Combined, state and local governments tied to New York, Arlington and Nashville are expected to provide the company with well over $2 billion in incentives.
Georgia and local communities here are believed to have offered an unprecedented amount of more than $1 billion in incentives for the full project had it come to Atlanta, according to insiders.
But there were concerns in Georgia and elsewhere about the troubles that can follow the kind of booming growth Amazon and other companies fueled in Seattle.

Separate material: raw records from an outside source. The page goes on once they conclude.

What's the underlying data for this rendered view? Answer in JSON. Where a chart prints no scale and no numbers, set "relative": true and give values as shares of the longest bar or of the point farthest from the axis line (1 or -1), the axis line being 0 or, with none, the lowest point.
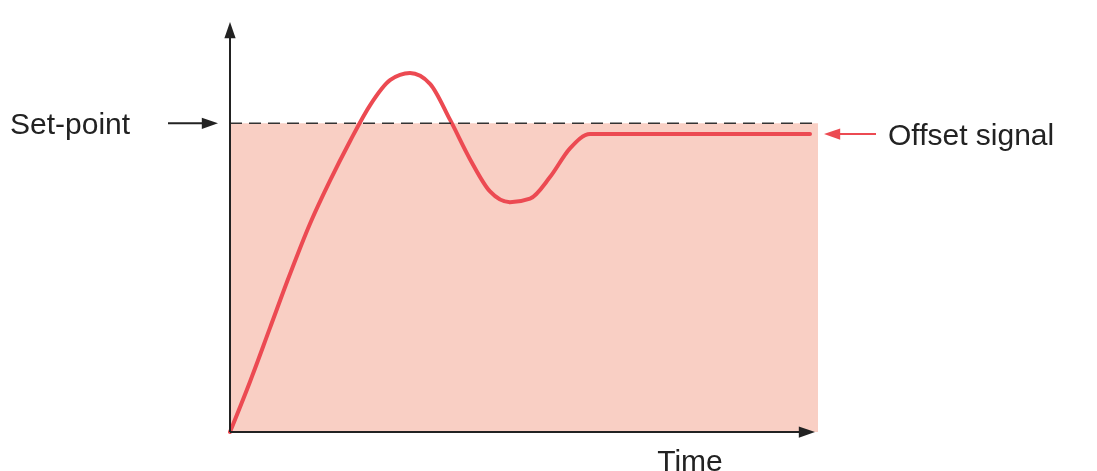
{
  "chart_data": {
    "type": "line",
    "relative": true,
    "xlabel": "Time",
    "categories": [
      null,
      null,
      null,
      null,
      null,
      null,
      null,
      null,
      null,
      null,
      null,
      null,
      null,
      null,
      null,
      null,
      null,
      null,
      null,
      null,
      null,
      null,
      null,
      null,
      null,
      null,
      null,
      null,
      null,
      null
    ],
    "series": [
      {
        "color": "#ec4a52",
        "values": [
          0,
          0.14,
          0.29,
          0.44,
          0.58,
          0.7,
          0.81,
          0.91,
          0.98,
          1,
          0.97,
          0.87,
          0.76,
          0.67,
          0.64,
          0.65,
          0.71,
          0.79,
          0.83,
          0.83,
          0.83,
          0.83,
          0.83,
          0.83,
          0.83,
          0.83,
          0.83,
          0.83,
          0.83,
          0.83
        ]
      }
    ],
    "ref_lines": [
      {
        "axis": "y",
        "value": 0.86,
        "label": "Set-point",
        "color": "#333333",
        "line_style": "dashed"
      }
    ],
    "bands": [
      {
        "axis": "y",
        "from": 0,
        "to": 0.86,
        "color": "#f9cfc4"
      }
    ],
    "annotations": [
      "Offset signal"
    ]
  }
}
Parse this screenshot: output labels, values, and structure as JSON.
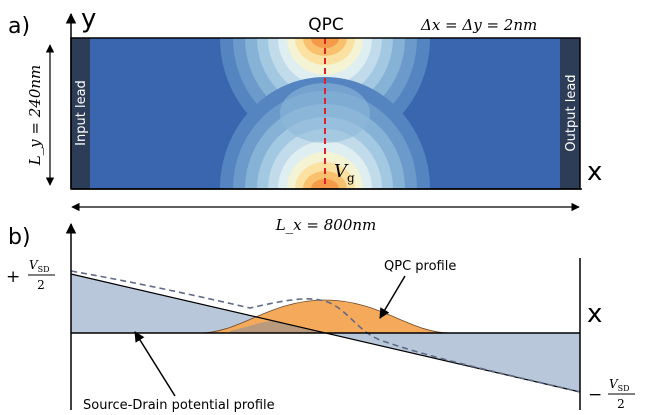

There, housing prices soared, gentrification worsened, and commuters suffered.
Still, many government leaders said the math added up in the project’s favor.
The competition for Amazon was good for Atlanta, said John Yates, partner-in-charge of the Technology Practice at Morris, Manning & Martin. “We don’t know if we came in third or 50th, but it caused us to look at ourselves, at our educational system, our transportation, the government support for economic development.”
Amazon’s decision might force more soul-searching among state and local leaders about what more the region might do to bolster its appeal.
State and local leaders are still pushing to solve transportation problems.
And issues taken up during the last legislative session may have crippled Georgia’s bid and attracted pointed attention from Amazon officials.
One was a Georgia Senate vote to approve a measure that would allow adoption agencies to refuse to place children with same-sex couples. The measure stalled in the Georgia House but drew intense criticism from civil rights groups and others who called it discriminatory.
The second was Lt. Gov. Casey Cagle’s move to block a lucrative tax break that would benefit Delta Air Lines after the carrier ended a special discount program for National Rifle Association members. Cagle’s actions infuriated business boosters. Supporters said it was meant to send a message to a corporate giant trying to influence policy.
Major corporations also pushed back against legislation they view as discriminatory, fearful of so-called “religious liberty” bills could damage their ability to recruit top talent.
Leaders pitched Atlanta’s skilled tech workforce, the state’s network of research universities, globally connected airport and business climate, while glossing over some of the region’s traditional pitfalls, such as a reputation for congestion.
Other cities had many of the same attributes and pitfalls.
Metro Atlanta doesn’t have the size and business or government muscle of New York City or Washington, D.C., nor as large of a transit system. And Amazon chief Jeff Bezos has a massive home in D.C.
Atlanta’s labor pool is simply smaller than New York or metro Washington, said Rajeev Dhawan, director of the Economic Forecasting Center at Georgia State.
At least some companies already in Atlanta were not anxious to compete with a well-heeled behemoth. “You can hear the sign of relief from the chief technology officers of the companies around town. They’d be afraid that Amazon would poach their people.”
Amazon heralded the Long Island City location across the East River from Midtown Manhattan as a diverse community where arts and industry intersect.
It praised the area’s access: eight subway lines, 13 bus lines, commuter rail, ferries, bike-sharing and close access to LaGuardia and JFK airports.
In northern Virginia, Amazon said its plans to locate in the National Landing development will put its workers within walking distance of three Metro rail stations, commuter rail service and Reagan National Airport.
Arlington County Board Chair Katie Cristol wrote that Amazon’s nod is “a validation of our community’s commitment to sustainability, transit-oriented development, affordable housing and diversity.”